Jeane: I’ve become aware that someone associated with a van has killed a man who is an older brother that I didn’t even know I had. The police have put out a bulletin: “If anyone sees this van with X numbers on it,” and all that, to get in contact with them.
Then the dream focuses on me at the funeral. I’m responsible for people getting up and speaking about his life. I’m sitting in the very back. There are a lot of people at the funeral. People, including my cousins, are getting up and talking. I have an older sister that I also can’t seem to relate to, who is crying. Apparently she was pretty close to him.
There’s a line of people on the side of the wall and I want to go over to that line. Then I’ll be one of the last people; I can go up and summarize things. I’m thinking it’s very good that all these people are speaking because I can’t even remember him. I’m wondering if one of my parents was perhaps married before, or maybe he was just that much older.
Then the scene shifts slightly and I’m seeing the sister that was close to him sitting in front of a table….

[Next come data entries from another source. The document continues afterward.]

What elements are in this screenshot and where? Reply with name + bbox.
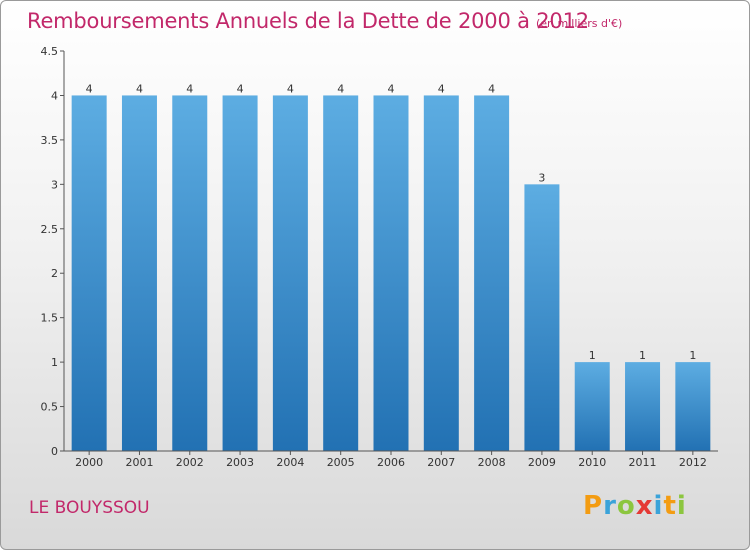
data-label-2007: 4 bbox=[438, 82, 445, 95]
bar-2012 bbox=[675, 362, 711, 451]
bar-2008 bbox=[474, 95, 510, 451]
bar-2011 bbox=[625, 362, 661, 451]
y-tick-label: 3.5 bbox=[41, 134, 59, 147]
bar-2006 bbox=[373, 95, 409, 451]
data-label-2000: 4 bbox=[86, 82, 93, 95]
data-label-2004: 4 bbox=[287, 82, 294, 95]
data-label-2005: 4 bbox=[337, 82, 344, 95]
x-tick-label-2010: 2010 bbox=[578, 456, 606, 469]
x-tick-label-2001: 2001 bbox=[125, 456, 153, 469]
bar-2002 bbox=[172, 95, 208, 451]
bar-2005 bbox=[323, 95, 359, 451]
y-tick-label: 1 bbox=[51, 356, 58, 369]
x-tick-label-2002: 2002 bbox=[176, 456, 204, 469]
bar-2004 bbox=[272, 95, 308, 451]
bar-2001 bbox=[121, 95, 157, 451]
x-tick-label-2011: 2011 bbox=[629, 456, 657, 469]
y-tick-label: 2.5 bbox=[41, 223, 59, 236]
chart-title: Remboursements Annuels de la Dette de 20… bbox=[27, 9, 589, 33]
bar-2009 bbox=[524, 184, 560, 452]
x-tick-label-2006: 2006 bbox=[377, 456, 405, 469]
chart-unit: (en milliers d'€) bbox=[536, 17, 623, 30]
y-tick-label: 3 bbox=[51, 178, 58, 191]
y-tick-label: 4.5 bbox=[41, 45, 59, 58]
x-tick-label-2000: 2000 bbox=[75, 456, 103, 469]
y-tick-label: 0.5 bbox=[41, 401, 59, 414]
y-tick-label: 4 bbox=[51, 89, 58, 102]
x-tick-label-2003: 2003 bbox=[226, 456, 254, 469]
bar-2007 bbox=[423, 95, 459, 451]
data-label-2003: 4 bbox=[237, 82, 244, 95]
data-label-2006: 4 bbox=[388, 82, 395, 95]
bar-2003 bbox=[222, 95, 258, 451]
x-tick-label-2004: 2004 bbox=[276, 456, 304, 469]
y-tick-label: 1.5 bbox=[41, 312, 59, 325]
data-label-2009: 3 bbox=[538, 171, 545, 184]
data-label-2011: 1 bbox=[639, 349, 646, 362]
x-tick-label-2005: 2005 bbox=[327, 456, 355, 469]
data-label-2001: 4 bbox=[136, 82, 143, 95]
data-label-2010: 1 bbox=[589, 349, 596, 362]
data-label-2008: 4 bbox=[488, 82, 495, 95]
bar-2000 bbox=[71, 95, 107, 451]
proxiti-logo: Proxiti bbox=[583, 491, 687, 521]
x-tick-label-2007: 2007 bbox=[427, 456, 455, 469]
y-tick-label: 2 bbox=[51, 267, 58, 280]
bar-2010 bbox=[574, 362, 610, 451]
data-label-2012: 1 bbox=[689, 349, 696, 362]
y-tick-label: 0 bbox=[51, 445, 58, 458]
x-tick-label-2009: 2009 bbox=[528, 456, 556, 469]
x-tick-label-2012: 2012 bbox=[679, 456, 707, 469]
x-tick-label-2008: 2008 bbox=[478, 456, 506, 469]
commune-name: LE BOUYSSOU bbox=[29, 498, 150, 518]
data-label-2002: 4 bbox=[186, 82, 193, 95]
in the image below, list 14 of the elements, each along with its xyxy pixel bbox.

John: That’s a switch in energy again. First of all, it’s very positive that the scene is one where everything is taken out – all your memory is gone. If you’re at a funeral, you don’t dwell upon a person’s imperfections (your associations), you’re going to remember the essence of them that shone through. So you have little or no memory about this masculine energetic in the form of a brother.
In this case, it’s about recognizing something that was a spark. All that’s left is the spark, or essence, that has touched you. Consequently, that’s a freedom, and that freedom then fills the breath. So that’s what that image is doing.
Jeane: It must be after the funeral and an older sister (I don’t know her very well either) is kneeling in front of a table set up like an altar. There are different things propped up on it, maybe a book and on the cover is a picture of the brother, and maybe some things are written there. She is in tears.
Next I’m looking at the bulletin that the police put out, you know, for the van with a certain number on it. And then I’m looking around and I’m having two thoughts simultaneously. One, when I see her sadness, I realize that maybe because she was older that she was closer to him, that she has a knowledge of him that I don’t.
And then I’m thinking that any of these people walking or sitting near me could have been the person driving the van that killed him. It’s like I just don’t know. So I’m looking at them a little bit and wondering. That was that whole thing.
John: Now, the dream did switch of course. What occurred with your sister (which means a part of your self) asks the question, when an equation of life is dropped before you, to what degree can you relate backwards in terms of memory?
There are two types of memory, memory that goes to the essence, and memory that travels the synapses. So this dream is like one of those tests where I might ask you for the first thing that comes to mind. If I say “up,” you might say “down.” If I say “cold,” you might say hot.” If I say “black,” you might say “white.” Then if I say “ turpid,” you don’t know what to say. Your thoughts will have to jump somewhere else.
All of that is the synaptic approach to memory, based on associations. So when your sister is crying, technically speaking (on a higher level), she is crying because of the associations that she’s still attached to, in terms of her synaptic memory. And she (that part of you) needs forgiveness from those associations because they create heartache for her, instead of a sense of freedom.
So, the perspective you experience in the dream, with no memory of the brother, frees you from that kind of heartache. There is a masculine essence that you were trying to hold onto, yet you weren’t quite reaching. You are told you had a brother, yet you don’t remember anything, which says you missed the essence.
So then you shift. You try a little harder. The sister part inside you, or this other part that has a connection to the brother, is sitting there grieving and crying because that part of you is interceding with the synaptic associations, but that’s still one step removed from the essence.
So, what’s the crying really about? It’s about the failure to catch up with the freedom of the essence. Actually, it’s a form of forgiveness. It’s a release, a letting go. If she is able to do it properly, then the freedom will exist. If she can’t do it properly, then your sister (aspect) keeps feeling the loss (because she can’t drop the associations that stand between her and the essence).
From your higher perspective, you are seeing this. So the dream’s higher octave is telling you that because you’re putting certain perceptions or certain images in the way, it’s keeping you from reaching a certain quality of essence that’s there.
It’s like you’ve created a state of ambivalence for yourself: you don’t have the essence, and you also don’t have the associations (memories) that prevent a type of forgiveness. The process of letting go is very similar to what your sister was doing. Can she do that? Can she drop what she recognizes as memorable that she still is attached to? If she can, she sets herself free.